A key point here is that under normal circumstances Carton is unable to pull himself together and live a life if dignity. Only when the world around him turns into the hellish chaos of the height of the French Revolution, when he faced by barbarity and madness triumphant, does this man find himself and begin to behave in a super - virtuous manor. At this point he is motivated by his love for Lucie and the positive attributes that she brings out in him, as well as Christian virtues instilled in his youth. He sees his sacrifice as a tradeoff between his own unworthy existence and the very worthy existence and happiness of others. One gets the sense that if the world had not turned into a nightmare of death and despair, that Carton could not have risen to the spiritual heights that he attains. Strangely, in a way, abominable evil has does Carton a favor, as it provides him with an epiphany that allows him to save his soul.
A resurrection motif pops up all over this novel (a special note here. I usually attempt to keep my commentary all - original. I try not to read criticism about a work until after I write about it.
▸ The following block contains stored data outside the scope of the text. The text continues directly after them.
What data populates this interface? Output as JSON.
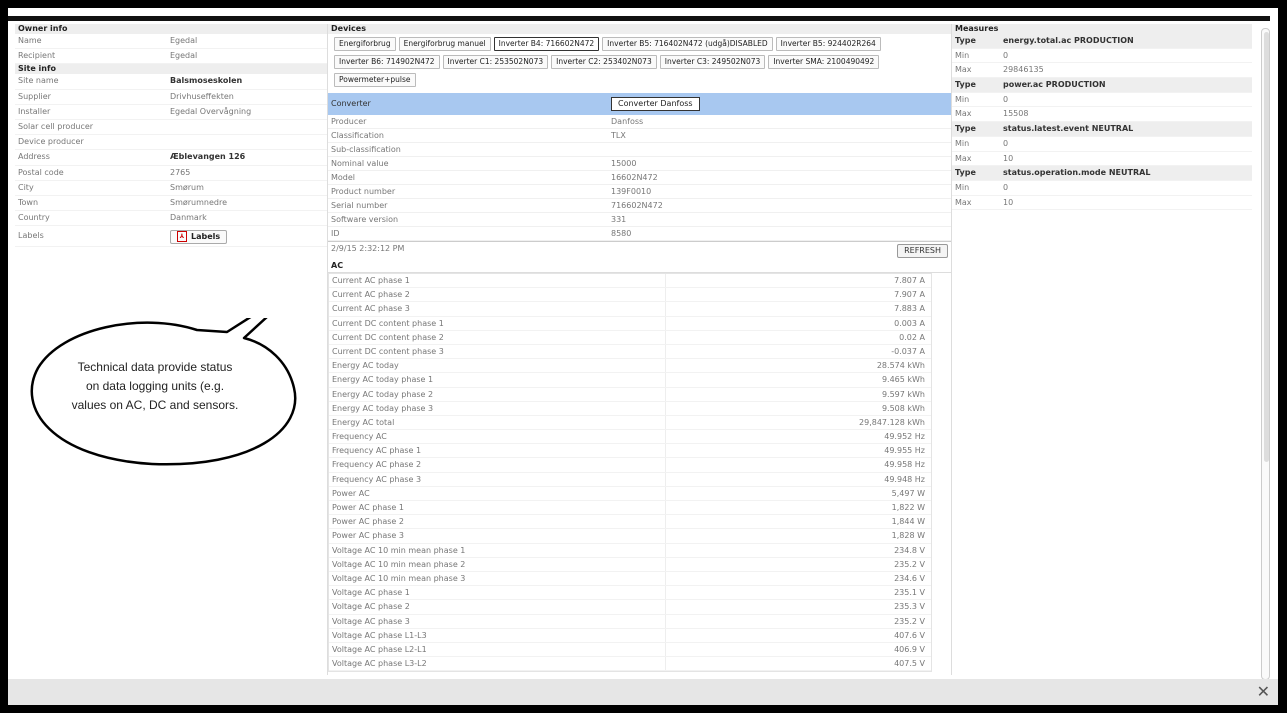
{
  "owner": {
    "header": "Owner info",
    "rows": [
      {
        "k": "Name",
        "v": "Egedal"
      },
      {
        "k": "Recipient",
        "v": "Egedal"
      }
    ]
  },
  "site": {
    "header": "Site info",
    "rows": [
      {
        "k": "Site name",
        "v": "Balsmoseskolen",
        "bold": true
      },
      {
        "k": "Supplier",
        "v": "Drivhuseffekten"
      },
      {
        "k": "Installer",
        "v": "Egedal Overvågning"
      },
      {
        "k": "Solar cell producer",
        "v": ""
      },
      {
        "k": "Device producer",
        "v": ""
      },
      {
        "k": "Address",
        "v": "Æblevangen 126",
        "bold": true
      },
      {
        "k": "Postal code",
        "v": "2765"
      },
      {
        "k": "City",
        "v": "Smørum"
      },
      {
        "k": "Town",
        "v": "Smørumnedre"
      },
      {
        "k": "Country",
        "v": "Danmark"
      }
    ],
    "labels_key": "Labels",
    "labels_button": "Labels"
  },
  "devices": {
    "header": "Devices",
    "buttons": [
      {
        "label": "Energiforbrug",
        "selected": false
      },
      {
        "label": "Energiforbrug manuel",
        "selected": false
      },
      {
        "label": "Inverter B4: 716602N472",
        "selected": true
      },
      {
        "label": "Inverter B5: 716402N472 (udgå)DISABLED",
        "selected": false
      },
      {
        "label": "Inverter B5: 924402R264",
        "selected": false
      },
      {
        "label": "Inverter B6: 714902N472",
        "selected": false
      },
      {
        "label": "Inverter C1: 253502N073",
        "selected": false
      },
      {
        "label": "Inverter C2: 253402N073",
        "selected": false
      },
      {
        "label": "Inverter C3: 249502N073",
        "selected": false
      },
      {
        "label": "Inverter SMA: 2100490492",
        "selected": false
      },
      {
        "label": "Powermeter+pulse",
        "selected": false
      }
    ],
    "converter_label": "Converter",
    "converter_button": "Converter Danfoss",
    "details": [
      {
        "k": "Producer",
        "v": "Danfoss"
      },
      {
        "k": "Classification",
        "v": "TLX"
      },
      {
        "k": "Sub-classification",
        "v": ""
      },
      {
        "k": "Nominal value",
        "v": "15000"
      },
      {
        "k": "Model",
        "v": "16602N472"
      },
      {
        "k": "Product number",
        "v": "139F0010"
      },
      {
        "k": "Serial number",
        "v": "716602N472"
      },
      {
        "k": "Software version",
        "v": "331"
      },
      {
        "k": "ID",
        "v": "8580"
      }
    ],
    "timestamp": "2/9/15 2:32:12 PM",
    "refresh": "REFRESH",
    "ac_header": "AC",
    "ac": [
      {
        "k": "Current AC phase 1",
        "v": "7.807 A"
      },
      {
        "k": "Current AC phase 2",
        "v": "7.907 A"
      },
      {
        "k": "Current AC phase 3",
        "v": "7.883 A"
      },
      {
        "k": "Current DC content phase 1",
        "v": "0.003 A"
      },
      {
        "k": "Current DC content phase 2",
        "v": "0.02 A"
      },
      {
        "k": "Current DC content phase 3",
        "v": "-0.037 A"
      },
      {
        "k": "Energy AC today",
        "v": "28.574 kWh"
      },
      {
        "k": "Energy AC today phase 1",
        "v": "9.465 kWh"
      },
      {
        "k": "Energy AC today phase 2",
        "v": "9.597 kWh"
      },
      {
        "k": "Energy AC today phase 3",
        "v": "9.508 kWh"
      },
      {
        "k": "Energy AC total",
        "v": "29,847.128 kWh"
      },
      {
        "k": "Frequency AC",
        "v": "49.952 Hz"
      },
      {
        "k": "Frequency AC phase 1",
        "v": "49.955 Hz"
      },
      {
        "k": "Frequency AC phase 2",
        "v": "49.958 Hz"
      },
      {
        "k": "Frequency AC phase 3",
        "v": "49.948 Hz"
      },
      {
        "k": "Power AC",
        "v": "5,497 W"
      },
      {
        "k": "Power AC phase 1",
        "v": "1,822 W"
      },
      {
        "k": "Power AC phase 2",
        "v": "1,844 W"
      },
      {
        "k": "Power AC phase 3",
        "v": "1,828 W"
      },
      {
        "k": "Voltage AC 10 min mean phase 1",
        "v": "234.8 V"
      },
      {
        "k": "Voltage AC 10 min mean phase 2",
        "v": "235.2 V"
      },
      {
        "k": "Voltage AC 10 min mean phase 3",
        "v": "234.6 V"
      },
      {
        "k": "Voltage AC phase 1",
        "v": "235.1 V"
      },
      {
        "k": "Voltage AC phase 2",
        "v": "235.3 V"
      },
      {
        "k": "Voltage AC phase 3",
        "v": "235.2 V"
      },
      {
        "k": "Voltage AC phase L1-L3",
        "v": "407.6 V"
      },
      {
        "k": "Voltage AC phase L2-L1",
        "v": "406.9 V"
      },
      {
        "k": "Voltage AC phase L3-L2",
        "v": "407.5 V"
      }
    ]
  },
  "measures": {
    "header": "Measures",
    "rows": [
      {
        "k": "Type",
        "v": "energy.total.ac PRODUCTION",
        "type": true
      },
      {
        "k": "Min",
        "v": "0"
      },
      {
        "k": "Max",
        "v": "29846135"
      },
      {
        "k": "Type",
        "v": "power.ac PRODUCTION",
        "type": true
      },
      {
        "k": "Min",
        "v": "0"
      },
      {
        "k": "Max",
        "v": "15508"
      },
      {
        "k": "Type",
        "v": "status.latest.event NEUTRAL",
        "type": true
      },
      {
        "k": "Min",
        "v": "0"
      },
      {
        "k": "Max",
        "v": "10"
      },
      {
        "k": "Type",
        "v": "status.operation.mode NEUTRAL",
        "type": true
      },
      {
        "k": "Min",
        "v": "0"
      },
      {
        "k": "Max",
        "v": "10"
      }
    ]
  },
  "callout": "Technical data provide status on data logging units (e.g. values on AC, DC and sensors.",
  "close": "✕"
}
In this case I was tipped off to the resurrection theme from several sources included the Wikipedia article on the book.) Clearly the concept of virtuous good “returning from the dead” in response to evil is reflected in Carton’s transformation.
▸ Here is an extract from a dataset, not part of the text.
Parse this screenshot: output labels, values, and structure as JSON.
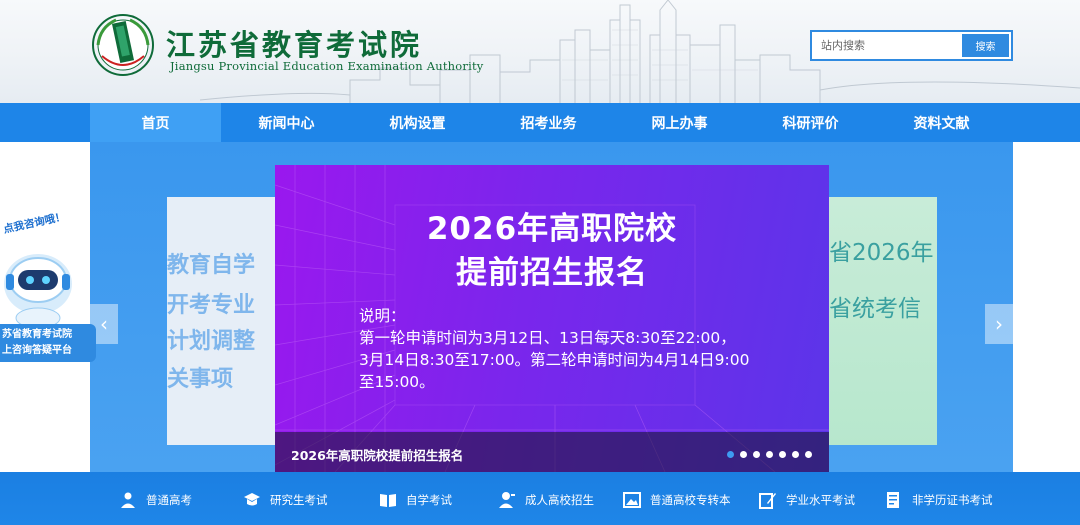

Earlier in the novel Dickens ruminates at several points, that to some degree all people are unknowable and isolated from each other. One example,
“A wonderful fact to reflect upon, that every human creature is constituted to be that profound secret and mystery to every other. A solemn consideration, when I enter a great city by night, that every one of those darkly clustered houses encloses its own secret; that every room in every one of them encloses its own secret; that every beating heart in the hundreds of thousands of breasts there, is, in some of its imaginings, a secret to the heart nearest it!”
As he goes to die, Carton makes a connection with a young woman who also is condemned to be executed. At this moment it seems that Carton and the girl, due to his spiritual elevation, is able to transcend the human estrangement,
“The two stand in the fast-thinning throng of victims, but they speak as if they were alone. Eye to eye, voice to voice, hand to hand, heart to heart, these two children of the Universal Mother, else so wide apart and differing, have come together on the dark highway, to repair home together, and to rest in her bosom.”
Carton is a very, very interesting man! In him Dickens has crafted such a dynamic and thought proving persona.
This novel is at times flawed, some scenes lack credibility, sometimes the characters are portrayed too simplistically, Dickens’s take on politics and sociology is also without a lot of nuance. On the other hand there is a lot more really good stuff here then I touched upon above.
Dickens fans as well as those who enjoy the classics should give this read. While I do not esteem this novel as highly as some others do, it is an entertaining read and certainly worthwhile. Though it has its weaknesses, this classic has a lot to recommend it.